My only concession in this series to the recent vogue in gross-out, bad-taste comedies (as exemplified by such Farrelly brothers features as Dumb & Dumber, There’s Something About Mary, and Stuck on You) as well as comedies predicated on their characters’ stupidity (on which both Sacha Baron Cohen and the Coen brothers have virtually built their respective careers) is this dystopian satire (2006), directed and cowritten by Mike Judge, the creator of MTV’s Beavis and Butt-Head.
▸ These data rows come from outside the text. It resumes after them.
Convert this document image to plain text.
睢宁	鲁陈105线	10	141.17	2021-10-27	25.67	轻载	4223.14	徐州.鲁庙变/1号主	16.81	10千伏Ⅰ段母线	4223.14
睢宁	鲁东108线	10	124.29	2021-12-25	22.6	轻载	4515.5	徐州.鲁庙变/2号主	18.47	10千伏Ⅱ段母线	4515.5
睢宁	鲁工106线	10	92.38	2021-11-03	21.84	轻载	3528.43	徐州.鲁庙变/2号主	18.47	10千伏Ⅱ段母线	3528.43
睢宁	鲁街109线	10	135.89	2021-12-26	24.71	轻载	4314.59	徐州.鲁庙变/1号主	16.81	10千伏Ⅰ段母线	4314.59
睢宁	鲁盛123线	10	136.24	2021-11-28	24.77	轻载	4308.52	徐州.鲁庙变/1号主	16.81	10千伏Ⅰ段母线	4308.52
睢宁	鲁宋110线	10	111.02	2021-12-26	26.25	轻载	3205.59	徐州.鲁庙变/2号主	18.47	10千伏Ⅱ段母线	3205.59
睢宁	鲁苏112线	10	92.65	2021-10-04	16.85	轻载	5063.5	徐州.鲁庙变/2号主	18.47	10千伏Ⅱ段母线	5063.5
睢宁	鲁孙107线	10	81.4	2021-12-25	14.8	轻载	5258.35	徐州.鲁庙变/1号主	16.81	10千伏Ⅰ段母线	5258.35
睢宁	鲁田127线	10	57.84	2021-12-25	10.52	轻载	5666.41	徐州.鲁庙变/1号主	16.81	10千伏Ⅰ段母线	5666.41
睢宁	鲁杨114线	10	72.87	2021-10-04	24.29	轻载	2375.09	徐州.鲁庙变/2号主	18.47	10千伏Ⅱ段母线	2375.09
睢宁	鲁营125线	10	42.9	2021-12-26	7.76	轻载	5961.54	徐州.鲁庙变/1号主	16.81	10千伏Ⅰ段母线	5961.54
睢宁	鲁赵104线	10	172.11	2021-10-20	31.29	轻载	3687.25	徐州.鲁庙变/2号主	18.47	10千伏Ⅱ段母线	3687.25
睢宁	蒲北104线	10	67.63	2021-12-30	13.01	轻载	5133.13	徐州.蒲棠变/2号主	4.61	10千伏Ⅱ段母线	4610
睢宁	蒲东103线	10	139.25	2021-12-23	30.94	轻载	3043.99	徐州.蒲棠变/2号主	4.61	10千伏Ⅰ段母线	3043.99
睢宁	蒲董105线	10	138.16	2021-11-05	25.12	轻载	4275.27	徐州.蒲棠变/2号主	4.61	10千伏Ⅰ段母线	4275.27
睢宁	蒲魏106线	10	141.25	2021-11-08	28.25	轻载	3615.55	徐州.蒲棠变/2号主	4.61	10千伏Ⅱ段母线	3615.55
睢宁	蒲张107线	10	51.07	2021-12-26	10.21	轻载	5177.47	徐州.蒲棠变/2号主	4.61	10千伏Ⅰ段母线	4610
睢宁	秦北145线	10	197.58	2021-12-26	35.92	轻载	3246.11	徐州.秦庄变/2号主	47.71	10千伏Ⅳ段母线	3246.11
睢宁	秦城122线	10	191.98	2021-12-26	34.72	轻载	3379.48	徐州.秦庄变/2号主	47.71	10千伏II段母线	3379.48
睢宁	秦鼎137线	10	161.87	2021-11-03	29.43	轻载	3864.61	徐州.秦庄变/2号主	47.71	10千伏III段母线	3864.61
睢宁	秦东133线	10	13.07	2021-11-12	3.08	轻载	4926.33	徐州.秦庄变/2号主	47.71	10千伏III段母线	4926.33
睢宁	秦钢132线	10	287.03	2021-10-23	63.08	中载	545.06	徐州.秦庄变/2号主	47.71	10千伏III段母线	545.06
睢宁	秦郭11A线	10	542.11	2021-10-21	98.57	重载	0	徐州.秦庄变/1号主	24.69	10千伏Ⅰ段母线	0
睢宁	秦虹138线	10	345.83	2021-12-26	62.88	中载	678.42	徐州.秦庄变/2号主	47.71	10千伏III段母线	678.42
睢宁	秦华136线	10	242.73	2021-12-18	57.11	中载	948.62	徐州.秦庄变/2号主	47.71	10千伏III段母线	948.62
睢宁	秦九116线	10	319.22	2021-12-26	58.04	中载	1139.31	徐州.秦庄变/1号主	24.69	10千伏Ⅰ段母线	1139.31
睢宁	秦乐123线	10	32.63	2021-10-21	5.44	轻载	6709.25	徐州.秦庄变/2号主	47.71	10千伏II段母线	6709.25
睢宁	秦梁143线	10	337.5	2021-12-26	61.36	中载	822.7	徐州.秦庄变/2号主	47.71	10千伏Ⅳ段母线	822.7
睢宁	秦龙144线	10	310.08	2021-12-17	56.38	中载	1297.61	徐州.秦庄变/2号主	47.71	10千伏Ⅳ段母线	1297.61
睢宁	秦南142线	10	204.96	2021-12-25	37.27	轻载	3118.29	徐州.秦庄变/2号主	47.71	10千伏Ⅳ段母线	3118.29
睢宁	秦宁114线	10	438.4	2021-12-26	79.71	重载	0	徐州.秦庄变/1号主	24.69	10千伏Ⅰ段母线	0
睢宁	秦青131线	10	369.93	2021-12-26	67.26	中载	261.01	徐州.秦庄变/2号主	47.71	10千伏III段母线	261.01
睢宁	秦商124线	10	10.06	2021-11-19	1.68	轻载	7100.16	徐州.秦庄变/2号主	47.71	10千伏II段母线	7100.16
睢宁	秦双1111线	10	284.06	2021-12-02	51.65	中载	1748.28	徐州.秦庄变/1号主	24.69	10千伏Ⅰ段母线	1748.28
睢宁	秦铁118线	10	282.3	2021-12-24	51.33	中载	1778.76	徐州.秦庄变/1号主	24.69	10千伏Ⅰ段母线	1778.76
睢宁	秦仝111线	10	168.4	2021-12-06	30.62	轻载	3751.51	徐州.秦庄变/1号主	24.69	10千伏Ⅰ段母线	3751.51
It’s mainly set in the year 2505, when fast-food franchises and all-American stupidity, helped along by The Great Garbage Avalanche, have taken over the mental, spiritual, and physical landscape of presumably the entire planet, to the exclusion of everything else. (The implication that the entire planet now consists of a single country -– or else that, solipsistically speaking, the United States’ lack of awareness of the remainder of the planet has now become total -– is never spelled out, yet it remains inescapable.) Culturally speaking, this fantasy might be regarded as something close to an inversion of The 5,000 Fingers of Dr. T., with the absence of culture playing the equivalent role that classical piano music did in the Dr. Seuss movie; there are also a few rough parallels with the subsequent animated feature Wall-E, especially regarding passivity and obesity. With Luke Wilson, Maya Rudolph, Dax Shepard, and Terry Alan Crews; Etan Cohen (no relation to Ethan Coen) collaborated with Judge on the script.